Data PBB menunjukkan sekitar 3200 anak di Indonesia terjangkit HIV dengan penularan dari ibu. Penularan yang paling banyak adalah para istri pengguna narkoba dengan suntik, para pengguna jasa pekerja seks komersial, istri para pria gay dan pria gay.

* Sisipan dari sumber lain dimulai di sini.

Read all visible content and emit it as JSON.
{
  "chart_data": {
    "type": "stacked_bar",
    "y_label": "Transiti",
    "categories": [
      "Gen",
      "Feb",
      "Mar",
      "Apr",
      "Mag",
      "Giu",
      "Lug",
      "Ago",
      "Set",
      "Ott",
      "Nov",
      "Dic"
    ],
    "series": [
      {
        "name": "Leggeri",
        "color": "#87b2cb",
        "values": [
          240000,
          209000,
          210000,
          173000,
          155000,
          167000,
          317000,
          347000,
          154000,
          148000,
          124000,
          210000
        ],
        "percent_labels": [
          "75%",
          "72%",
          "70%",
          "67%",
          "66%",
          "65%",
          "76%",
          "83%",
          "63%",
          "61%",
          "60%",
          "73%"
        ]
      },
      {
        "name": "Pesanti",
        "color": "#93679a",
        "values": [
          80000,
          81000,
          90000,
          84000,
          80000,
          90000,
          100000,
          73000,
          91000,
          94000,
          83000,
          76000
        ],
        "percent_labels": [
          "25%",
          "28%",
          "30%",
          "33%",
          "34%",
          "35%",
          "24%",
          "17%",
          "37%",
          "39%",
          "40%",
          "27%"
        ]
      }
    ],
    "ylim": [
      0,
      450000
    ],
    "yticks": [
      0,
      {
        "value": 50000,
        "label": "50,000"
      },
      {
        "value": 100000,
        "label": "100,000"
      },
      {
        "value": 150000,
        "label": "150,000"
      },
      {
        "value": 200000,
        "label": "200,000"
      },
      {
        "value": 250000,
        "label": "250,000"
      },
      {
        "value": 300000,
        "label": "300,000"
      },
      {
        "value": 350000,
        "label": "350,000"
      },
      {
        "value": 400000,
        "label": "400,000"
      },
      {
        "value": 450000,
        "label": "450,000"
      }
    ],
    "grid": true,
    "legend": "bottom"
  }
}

Maraknya perilaku seks bebas, khususnya di kalangan remaja, berbanding lurus dengan infeksi HIV/AIDS. Cerminan betapa bobroknya moral generasi penerus hingga tindakan yang jelas-jelas melanggar agama makin merebak. Seks bebas, aborsi, dan kecanduan narkoba adalah perbuatan maksiat yang dilarang agama, namun terbukti telah menjadi gaya hidup sebagian besar remaja. Akibatnya penyakit mematikan HIV/AIDS pun menjadi ancaman generasi penerus ini.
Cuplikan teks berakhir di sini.